Максимов находился в том приподнятом состоянии, какое нередко бывает у людей всех возрастов и профессий в канун больших событий. Так чувствует себя студент перед экзаменом; конструктор, день и ночь несущий вахту у испытательного стенда изобретенной им машины; композитор, когда впервые со сцены исполняется его новая симфония. Дирижер еще только взмахнул палочкой, а творец музыки предельно возбужден: радость и тревога будоражат его сердце.

Было уже поздно, когда все наконец разошлись. Максимов, оставшись один, снял трубку и позвонил Анне Дмитриевне. Обрадовался ее голосу, повеселел, точно сбросил с себя многодневную усталость.

- Не сердись, Анечка, честное слово, хотел составить тебе компанию, а тут началась такая музыка - никакого концерта не надо. Завтра опять полундра… Ты уж не обижайся, скорее всего, не смогу вырваться.

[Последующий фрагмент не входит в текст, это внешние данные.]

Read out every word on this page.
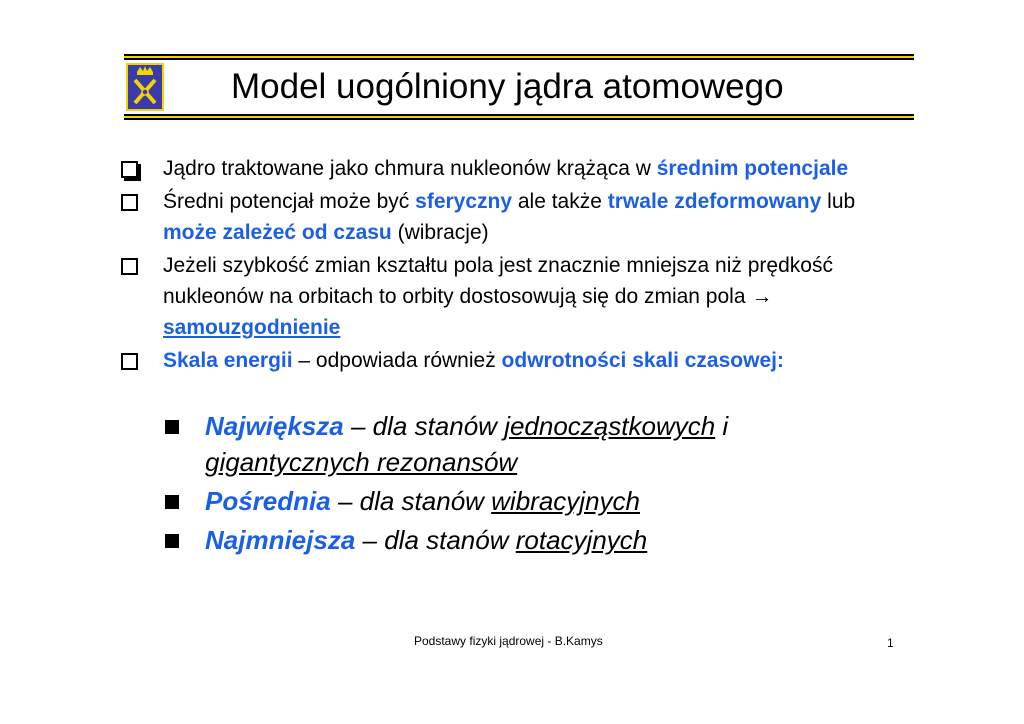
Model uogólniony jądra atomowego
Jądro traktowane jako chmura nukleonów krążąca w średnim potencjale
Średni potencjał może być sferyczny ale także trwale zdeformowany lub może zależeć od czasu (wibracje)
Jeżeli szybkość zmian kształtu pola jest znacznie mniejsza niż prędkość nukleonów na orbitach to orbity dostosowują się do zmian pola → samouzgodnienie
Skala energii – odpowiada również odwrotności skali czasowej:
Największa – dla stanów jednocząstkowych i gigantycznych rezonansów
Pośrednia – dla stanów wibracyjnych
Najmniejsza – dla stanów rotacyjnych
Podstawy fizyki jądrowej - B.Kamys	1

Как ни была Анна Дмитриевна привычна к таким положениям, как ни сроднилась и с внезапными отлучками мужа, и с задержками до глубокой ночи (а то и до следующего дня) в штабе или на кораблях, с вечными неожиданностями, со всегдашними секретами, все-таки она оставалась самой обычной женщиной…

Получив очередной нагоняй, контр-адмирал только тряхнул головой. Да-с, ничего не попишешь! Можно любой из женщин навязать самые разумные «мужские рефлексы», но истребить женский, безусловный, до конца, видимо, никогда не удастся. Он осторожно положил трубку и долго ходил по каюте. Что тут скажешь? И в самом деле, быть женой военного, да еще моряка - не так-то сладко…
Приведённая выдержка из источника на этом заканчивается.